L’eau du robinet pourrait-elle être l’un des facteurs responsables du développement de la maladie d’Alzheimer ? Selon certains experts et médecins, il y aurait un lien entre les sulfates d’aluminium (alun) utilisés pour épurer l’eau et le développement de la maladie d’Alzheimer.
Selon ces professionnels, le scandale serait encore plus important que celui de l’amiante. Pourtant, si lors du Grenelle de l’environnement, les thèmes de l’eau potable, des pesticides, des nitrates, des phosphates… ont été abordés, les sulfates d’aluminium utilisés depuis longtemps dans les usines de traitement pour clarifier l’eau ont été oubliés. Selon « L’Expansion » à paraître le mois prochain, « le débat d’experts n’a pourtant jamais été tranché ; le doute subsiste et le dossier paraît aujourd’hui enterré« .
En 2000, des chercheurs du laboratoire U330 de l’Inserm à Bordeaux ont publié les premières conclusions d’une étude portant sur la concentration d’aluminium dans l’eau et les risques de déclenchement de la maladie d’Alzheimer dans l’American Journal of Epidemiology. Pendant huit ans, une équipe de scientifiques a suivi l’état de santé de près de 4.000 personnes.
Un risque accru ?
« Nous avons conclu à l’époque que le risque de développer la maladie était multiplié par 2,2 dans les communes où les concentrations d’aluminium étaient supérieures à 100 microgrammes par litre« , a expliqué le Dr Jean-François Dartigues, l’ancien patron du laboratoire, alors que depuis 1998, dans l’Union européenne, la valeur limite d’aluminium dans l’eau est fixée à 200 microgrammes par litre.
« A ce jour, il n’est pas possible de considérer que l’aluminium a un rôle causal dans la maladie d’Alzheimer« , a conclu l’Agence française de sécurité sanitaire des aliments (Afssa) dans un rapport rendu 3 ans plus tard. Selon le magazine, « entre-temps, l’équipe bordelaise a été dissoute, le laboratoire U330, renommé U593, et les chercheurs ont été invités à exercer leurs talents sur d’autres sujets de recherche« .
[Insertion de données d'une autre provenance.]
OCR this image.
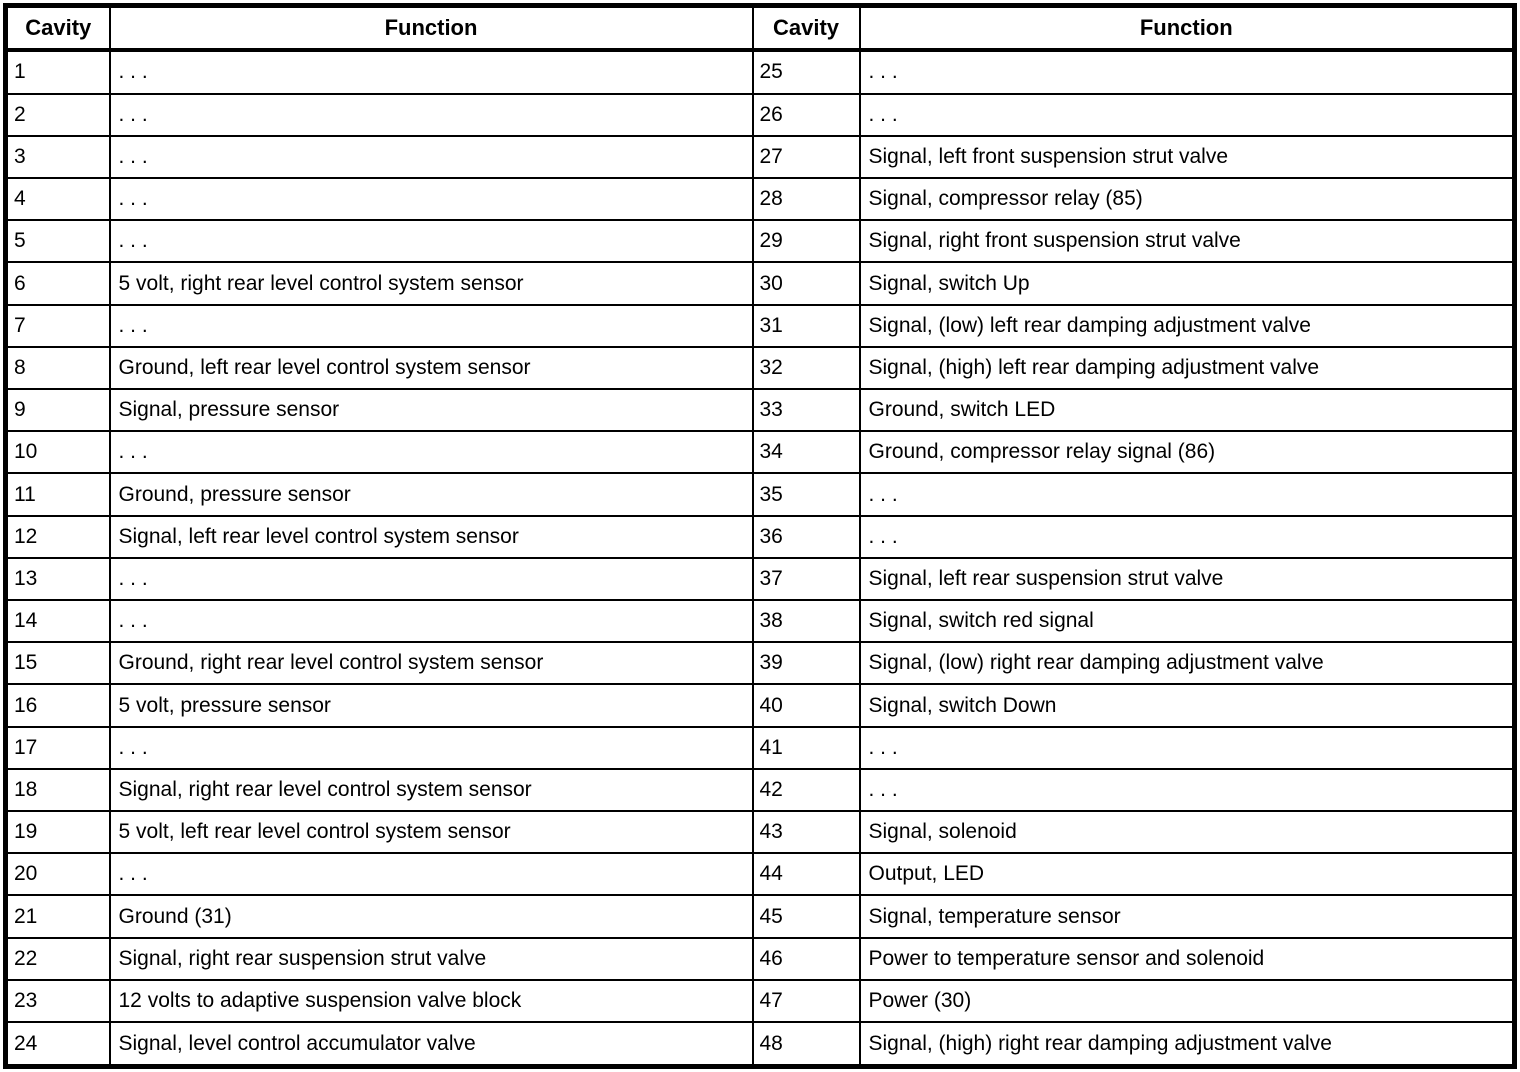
Cavity	Function	Cavity	Function
1	. . .	25	. . .
2	. . .	26	. . .
3	. . .	27	Signal, left front suspension strut valve
4	. . .	28	Signal, compressor relay (85)
5	. . .	29	Signal, right front suspension strut valve
6	5 volt, right rear level control system sensor	30	Signal, switch Up
7	. . .	31	Signal, (low) left rear damping adjustment valve
8	Ground, left rear level control system sensor	32	Signal, (high) left rear damping adjustment valve
9	Signal, pressure sensor	33	Ground, switch LED
10	. . .	34	Ground, compressor relay signal (86)
11	Ground, pressure sensor	35	. . .
12	Signal, left rear level control system sensor	36	. . .
13	. . .	37	Signal, left rear suspension strut valve
14	. . .	38	Signal, switch red signal
15	Ground, right rear level control system sensor	39	Signal, (low) right rear damping adjustment valve
16	5 volt, pressure sensor	40	Signal, switch Down
17	. . .	41	. . .
18	Signal, right rear level control system sensor	42	. . .
19	5 volt, left rear level control system sensor	43	Signal, solenoid
20	. . .	44	Output, LED
21	Ground (31)	45	Signal, temperature sensor
22	Signal, right rear suspension strut valve	46	Power to temperature sensor and solenoid
23	12 volts to adaptive suspension valve block	47	Power (30)
24	Signal, level control accumulator valve	48	Signal, (high) right rear damping adjustment valve
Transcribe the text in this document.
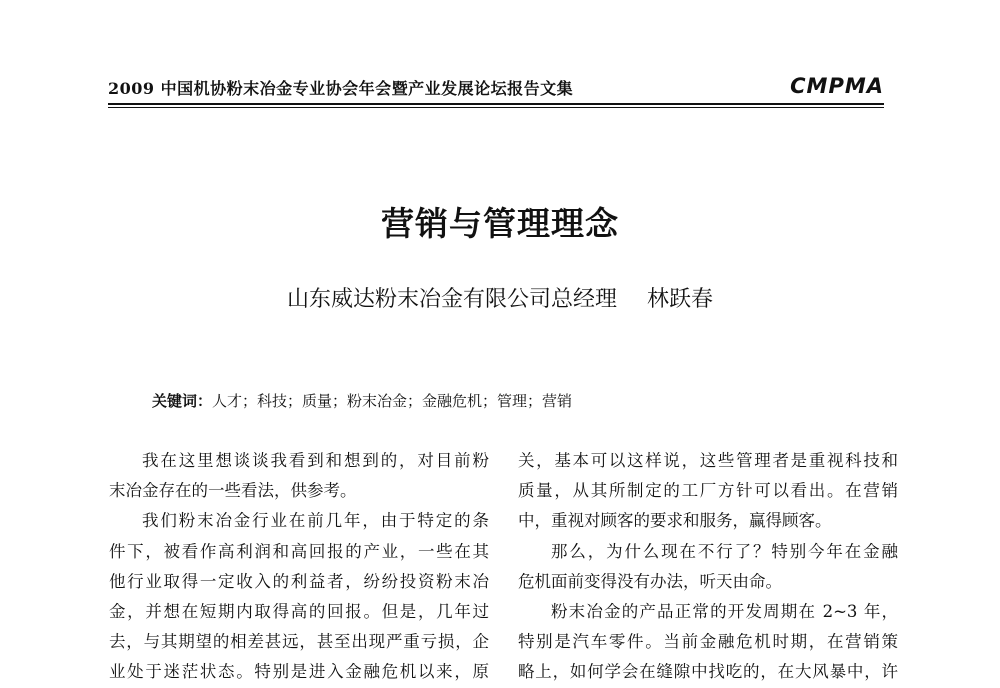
2009 中国机协粉末冶金专业协会年会暨产业发展论坛报告文集	CMPMA
营销与管理理念
山东威达粉末冶金有限公司总经理 林跃春
关键词：人才；科技；质量；粉末冶金；金融危机；管理；营销
我在这里想谈谈我看到和想到的，对目前粉
末冶金存在的一些看法，供参考。
我们粉末冶金行业在前几年，由于特定的条
件下，被看作高利润和高回报的产业，一些在其
他行业取得一定收入的利益者，纷纷投资粉末冶
金，并想在短期内取得高的回报。但是，几年过
去，与其期望的相差甚远，甚至出现严重亏损，企
业处于迷茫状态。特别是进入金融危机以来，原
关，基本可以这样说，这些管理者是重视科技和
质量，从其所制定的工厂方针可以看出。在营销
中，重视对顾客的要求和服务，赢得顾客。
那么，为什么现在不行了？特别今年在金融
危机面前变得没有办法，听天由命。
粉末冶金的产品正常的开发周期在 2~3 年，
特别是汽车零件。当前金融危机时期，在营销策
略上，如何学会在缝隙中找吃的，在大风暴中，许
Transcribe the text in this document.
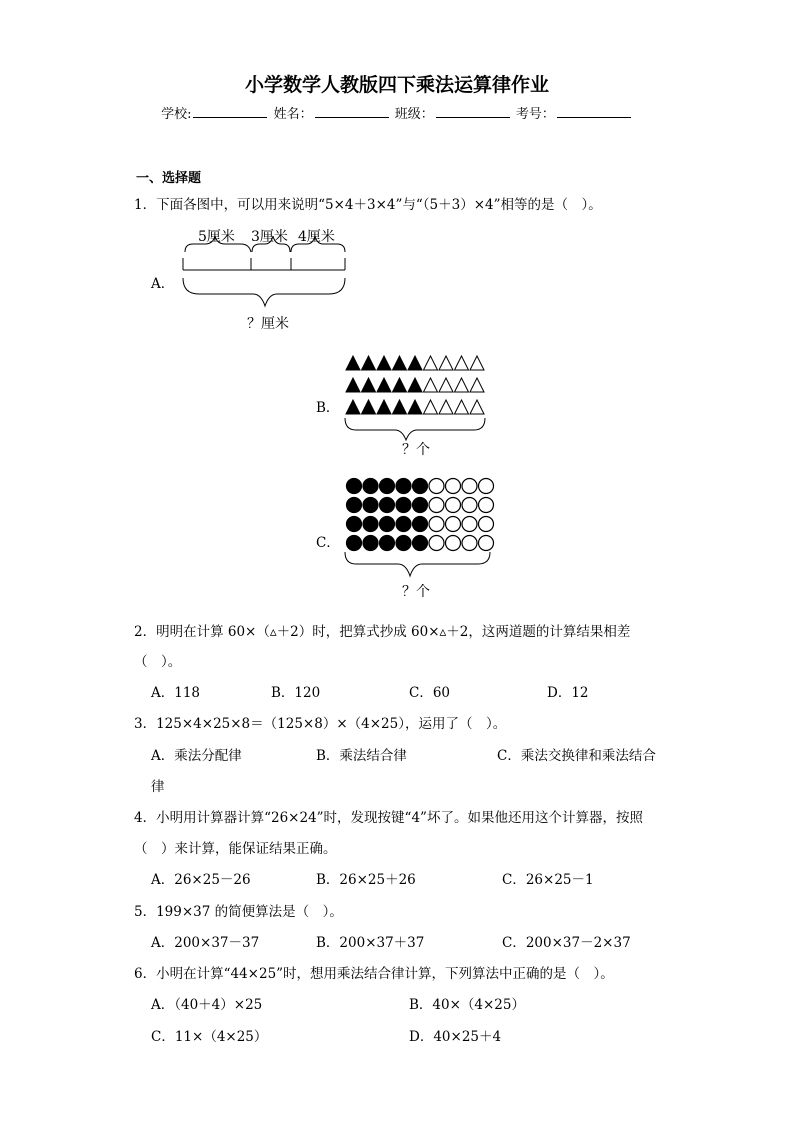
小学数学人教版四下乘法运算律作业
学校:	姓名：	班级：	考号：
一、选择题
1．下面各图中，可以用来说明“5×4＋3×4”与“（5＋3）×4”相等的是（　）。
A．
5厘米 3厘米 4厘米
？厘米
B．
？个
C．
？个
2．明明在计算 60×（▵＋2）时，把算式抄成 60×▵＋2，这两道题的计算结果相差
（　）。
A．118	B．120	C．60	D．12
3．125×4×25×8＝（125×8）×（4×25），运用了（　）。
A．乘法分配律	B．乘法结合律	C．乘法交换律和乘法结合
律
4．小明用计算器计算“26×24”时，发现按键“4”坏了。如果他还用这个计算器，按照
（　）来计算，能保证结果正确。
A．26×25－26	B．26×25＋26	C．26×25－1
5．199×37 的简便算法是（　）。
A．200×37－37	B．200×37＋37	C．200×37－2×37
6．小明在计算“44×25”时，想用乘法结合律计算，下列算法中正确的是（　）。
A．（40＋4）×25	B．40×（4×25）
C．11×（4×25）	D．40×25＋4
« J’ai fait à l’époque un certain nombre de réserves sur les conclusions de ce rapport. Au nom du principe de précaution, on aurait dû décider d’utiliser d’autres substances que les sels d’aluminium, comme les oxydes de fer, pour lutter contre la turbidité de l’eau« , a indiqué le toxicologue Maurice Rabache, ancien membre de l’afssa, à « L’Expansion ». « Il aurait fallu lancer une nouvelle étude épidémiologique sur un échantillon beaucoup plus large et durant une dizaine d’années, mais ça coûte très cher, au moins 1 million d’euros par an« , a ajouté le Dr Dartigues au magazine.
Abaisser la valeur limite à 50 µg/l
« L’absorption d’aluminium dans l’organisme par le biais de l’eau reste très faible, et il est extrêmement difficile de mesurer l’exposition totale d’un individu pour des raisons techniques et scientifiques« , a déclaré à « L’Expansion » le Dr Sébastien La Vieille, de la Direction de l’évaluation des risques nutritionnels et sanitaires.
« Ni les chimistes ni les toxicologues spécialisés dans les complexes alumineux n’ont été consultés par l’Afssa. Il est indispensable d’abaisser la valeur maximale de concentration d’aluminium dans l’eau à 50 microgrammes par litre« , a indiqué au magazine Henri Pézerat, toxicologue et directeur de recherche honoraire au CNRS. Selon des chercheurs canadiens, une telle mesure permettrait de réduire de 23% le risque de développer la maladie d’Alzheimer.